While the rain kept falling hard upon arrival and keeping most golfers from practices, the Cousineaus were undeterred. They began a march to the far reaches of the property, Amen Corner, the famed stretch that includes the 11th, 12th and 13th holes and is bisected by the bubbling waters of Rae’s Creek. It earned its nickname from sportswriter Herbert Warren Wind when chronicling Arnold Palmer’s 1958 victory here.

That’s when the horn blared.

“So disappointing,” Luke said.

There is nothing anyone can do about the weather. A retractable roof over a golf course wouldn’t just be ridiculous, if not impossible to construct, but might even break Augusta National’s considerable bank. Sometimes it rains and storms. Those azaleas don’t bloom by accident.

While everyone waited, scanning western skies for the slightest bit of brightening clouds, they contemplated their gameplan if the course reopened.

The Cousineaus said they’d head right to Amen Corner. The Wunders, who got to walk most of the back nine before the weather closing, wanted to hit the gift shop and then see as much of the front as possible.

“It’s such an historic place,” George Wunder said. “To be able to see all of it in person, see the famous holes and where the shots were made is incredible.”

George Backus and his wife Robin came down from Mamaroneck, New York, having scored practice round tickets after five years of lottery futility. George had been in 1992, but says he was young and didn’t appreciate it because he was partying and just having fun. Now he’s a more serious golf fan, as is his wife, so this trip was different.

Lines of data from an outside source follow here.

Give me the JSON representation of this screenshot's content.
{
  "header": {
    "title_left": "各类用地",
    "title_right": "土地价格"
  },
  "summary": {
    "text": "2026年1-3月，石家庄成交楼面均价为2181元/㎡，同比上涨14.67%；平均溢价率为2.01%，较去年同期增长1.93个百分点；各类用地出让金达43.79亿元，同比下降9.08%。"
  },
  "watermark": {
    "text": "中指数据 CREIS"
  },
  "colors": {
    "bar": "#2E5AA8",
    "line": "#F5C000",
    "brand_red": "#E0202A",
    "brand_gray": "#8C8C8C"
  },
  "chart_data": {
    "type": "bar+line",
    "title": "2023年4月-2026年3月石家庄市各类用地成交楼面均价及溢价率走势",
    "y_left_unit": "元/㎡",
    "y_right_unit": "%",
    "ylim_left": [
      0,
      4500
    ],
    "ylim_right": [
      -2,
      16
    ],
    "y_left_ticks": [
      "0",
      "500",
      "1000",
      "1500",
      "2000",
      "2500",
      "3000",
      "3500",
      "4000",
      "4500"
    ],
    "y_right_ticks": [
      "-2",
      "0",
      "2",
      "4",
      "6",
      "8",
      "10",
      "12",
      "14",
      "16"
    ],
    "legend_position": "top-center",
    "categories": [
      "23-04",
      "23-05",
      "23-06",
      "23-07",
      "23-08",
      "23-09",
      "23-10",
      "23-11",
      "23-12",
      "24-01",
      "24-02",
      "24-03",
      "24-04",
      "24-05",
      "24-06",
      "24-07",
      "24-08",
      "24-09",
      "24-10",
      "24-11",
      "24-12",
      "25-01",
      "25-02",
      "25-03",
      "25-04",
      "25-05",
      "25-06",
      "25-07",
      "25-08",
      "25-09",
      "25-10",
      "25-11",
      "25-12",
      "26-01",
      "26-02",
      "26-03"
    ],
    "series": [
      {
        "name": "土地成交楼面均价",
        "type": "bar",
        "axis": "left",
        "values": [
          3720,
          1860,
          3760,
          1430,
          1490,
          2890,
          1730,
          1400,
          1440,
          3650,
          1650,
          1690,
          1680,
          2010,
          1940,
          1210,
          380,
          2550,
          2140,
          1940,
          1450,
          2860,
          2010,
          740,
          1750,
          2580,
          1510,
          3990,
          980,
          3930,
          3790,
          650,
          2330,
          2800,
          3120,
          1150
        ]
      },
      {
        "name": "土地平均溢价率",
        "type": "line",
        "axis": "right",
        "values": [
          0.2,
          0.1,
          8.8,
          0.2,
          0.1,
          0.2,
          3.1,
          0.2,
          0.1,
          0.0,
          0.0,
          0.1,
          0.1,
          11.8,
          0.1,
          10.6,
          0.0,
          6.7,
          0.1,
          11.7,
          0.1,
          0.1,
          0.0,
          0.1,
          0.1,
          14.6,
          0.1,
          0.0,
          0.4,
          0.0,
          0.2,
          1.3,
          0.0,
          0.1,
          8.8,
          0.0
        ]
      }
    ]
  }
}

“Last time I took it for granted,” George said. “This time I want to see and appreciate and remember everything.”

Everything was just a couple feet away, yet all they could do was hang out and wait and talk about the moments they did have, even as if each minute that melted away was painful. The Wunders, for instance, entered the lottery for 15 consecutive years before finally getting their four Tuesday badges. Who knows when they might win again?

At least, Amy Wunder said, they got to try the pimento cheese sandwiches.

“They were good,” she said.

Down the walkway a giant sign began flashing an update – weather was said to be improving, gates might open at 12:45 p.m. Suddenly there was hope. Sure, there’d be almost no actual golfers practicing on the course at that point but everyone could get to Amen Corner, get to that gift shop, get to this magical place they dreamed of so many times.

“Hope it opens,” Nick Wunder said. “We’ll take anything.”

Moods improved. So did the weather. Just like the sign predicted, the gates to golfing heaven reopened.